Cornwall forms the westernmost part of the south-west peninsula of the island of Great Britain, and a large part of the Cornubian batholith is within Cornwall. This area was first inhabited in the Palaeolithic and Mesolithic periods. It continued to be occupied by Neolithic and then Bronze Age peoples, and later (in the Iron Age) by Brythons with distinctive cultural relations to neighbouring Wales and Brittany. There is little evidence that Roman rule was effective west of Exeter and few Roman remains have been found. Cornwall was the home of a division of the Dumnonii tribe—whose tribal centre was in the modern county of Devon—known as the Cornovii, separated from the Brythons of Wales after the Battle of Deorham, often coming into conflict with the expanding English kingdom of Wessex before King Athelstan in AD 936 set the boundary between English and Cornish at the Tamar. From the early Middle Ages, British language and culture was apparently shared by Brythons trading across both sides of the Channel, evidenced by the corresponding high medieval Breton kingdoms of Domnonee and Cornouaille and the Celtic Christianity common to both territories.

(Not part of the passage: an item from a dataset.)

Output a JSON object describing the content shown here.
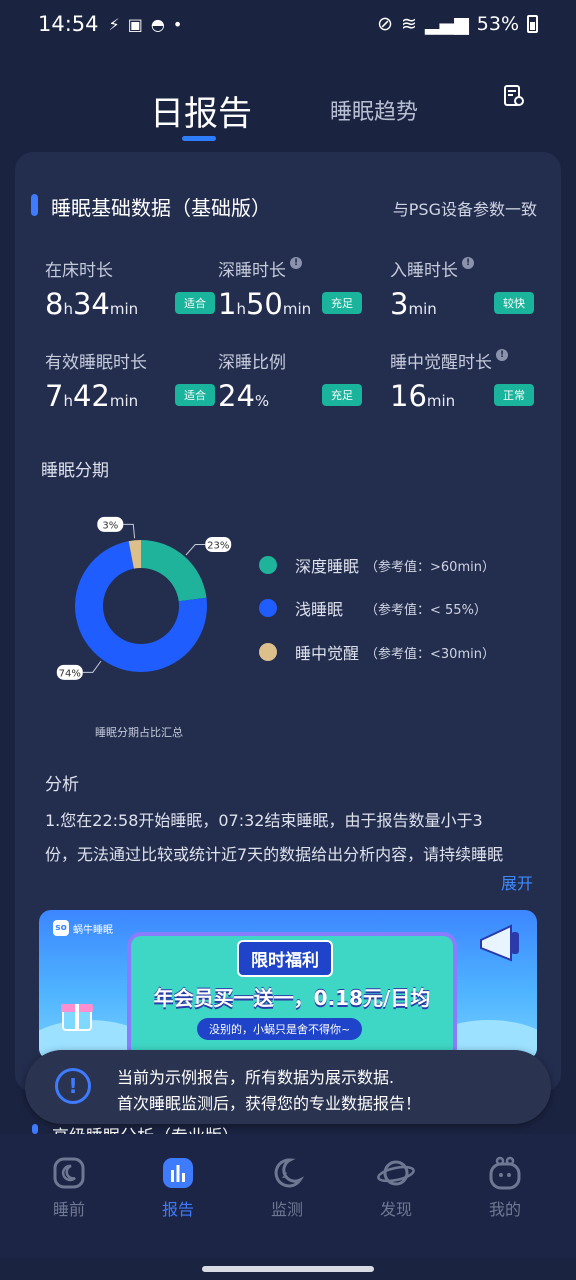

Historically tin mining was important in the Cornish economy, becoming increasingly significant during the High Middle Ages and expanding greatly during the 19th century when rich copper mines were also in production. In the mid-nineteenth century, however, the tin and copper mines entered a period of decline. Subsequently china clay extraction became more important and metal mining had virtually ended by the 1990s. Traditionally fishing (particularly of pilchards), and agriculture (particularly of dairy products and vegetables), were the other important sectors of the economy. The railways led to the growth of tourism during the 20th century, however, Cornwall's economy struggled after the decline of the mining and fishing industries. The area is noted for its wild moorland landscapes, its long and varied coastline, its many place names derived from the Cornish language, and its very mild climate. Extensive stretches of Cornwall's coastline, and Bodmin Moor, are protected as an Area of Outstanding Natural Beauty.

Cornwall is the traditional homeland of the Cornish people and is recognised as one of the Celtic nations, retaining a distinct cultural identity that reflects its history. Some people question the present constitutional status of Cornwall, and a nationalist movement seeks greater autonomy within the United Kingdom in the form of a devolved legislative assembly, and greater recognition of the Cornish people as a national minority.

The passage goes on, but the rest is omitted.